WASHINGTON: The International Monetary Fund said on Tuesday that global current account imbalances narrowed in 2019 as trade slowed, and the coronavirus could narrow them further in 2020, but some commodity exporters and tourism-dependent countries will swing to current account deficits.
The IMF’s External Sector Report on currencies and imbalances for the world’s 30 largest economies showed that net current account balances fell by 0.2 percentage point to 2.9 percent of global GDP. The Fund projected a further narrowing by 0.3 percent of global GDP in 2020, partly due to massive fiscal and monetary stimulus by many countries and continued pressure on trade. “Major commodity exporters should see their current accounts going from significant surpluses to significant deficits,” IMF chief economist Gita Gopinath said in a webcast presentation of the report.

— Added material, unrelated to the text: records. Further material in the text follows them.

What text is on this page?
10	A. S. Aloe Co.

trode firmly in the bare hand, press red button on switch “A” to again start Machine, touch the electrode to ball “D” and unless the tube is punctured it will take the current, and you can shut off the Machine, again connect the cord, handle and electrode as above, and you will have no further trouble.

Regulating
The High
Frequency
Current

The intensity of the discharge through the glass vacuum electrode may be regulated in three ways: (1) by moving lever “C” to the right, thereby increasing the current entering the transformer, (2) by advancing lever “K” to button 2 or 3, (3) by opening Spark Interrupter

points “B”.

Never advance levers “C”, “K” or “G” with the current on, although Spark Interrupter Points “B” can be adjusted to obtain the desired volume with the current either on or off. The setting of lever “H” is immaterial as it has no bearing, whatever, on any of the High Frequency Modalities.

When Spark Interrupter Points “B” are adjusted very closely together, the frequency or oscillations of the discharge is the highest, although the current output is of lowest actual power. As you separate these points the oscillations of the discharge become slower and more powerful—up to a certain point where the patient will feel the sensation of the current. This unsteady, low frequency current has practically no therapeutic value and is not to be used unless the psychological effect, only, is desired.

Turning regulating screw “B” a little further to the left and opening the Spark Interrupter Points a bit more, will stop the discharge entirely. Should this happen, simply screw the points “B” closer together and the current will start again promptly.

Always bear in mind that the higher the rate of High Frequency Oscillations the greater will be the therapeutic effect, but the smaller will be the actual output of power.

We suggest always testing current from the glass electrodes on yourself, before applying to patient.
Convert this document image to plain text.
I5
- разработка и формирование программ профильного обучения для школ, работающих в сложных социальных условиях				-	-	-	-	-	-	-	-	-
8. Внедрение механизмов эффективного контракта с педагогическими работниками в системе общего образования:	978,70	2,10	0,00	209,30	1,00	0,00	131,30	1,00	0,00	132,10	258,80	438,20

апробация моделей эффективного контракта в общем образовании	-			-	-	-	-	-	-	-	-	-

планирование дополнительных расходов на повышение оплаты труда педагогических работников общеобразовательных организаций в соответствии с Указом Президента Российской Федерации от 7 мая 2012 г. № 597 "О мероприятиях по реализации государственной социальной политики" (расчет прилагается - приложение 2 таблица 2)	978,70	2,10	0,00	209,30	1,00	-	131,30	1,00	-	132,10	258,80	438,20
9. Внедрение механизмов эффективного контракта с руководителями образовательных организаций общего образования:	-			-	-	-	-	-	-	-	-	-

The IMF projected that Saudi Arabia, which had a 5.9 percent current account surplus in 2019, will see a deficit of 4.9 percent in 2018 due to the collapse of oil prices and demand. Tourism-dependent Thailand and Malaysia will see their surpluses shrink dramatically in 2020, the report showed.
The fund said the US dollar’s current account position in 2019, a deficit of 2.3 percent of GDP, was moderately weaker than warranted by economic fundamentals and would likely narrow to 2.0% in 2020. But it estimated that the dollar’s real effective exchange rate was overvalued by around 11 percent in 2019.
China’s current account surplus of 1.0 percent in 2019, projected to grow to 1.3 percent in 2020, was broadly in line with economic fundamentals, the IMF said in the report. It estimated that China’s yuan was undervalued by around 2 percent in 2019, largely due to trade tensions with the United States, but said the assessment was “subject to especially high uncertainty.”
China’s real effective exchange rate had appreciated by 1.8 percent from the 2019 average through May 2020, the report showed.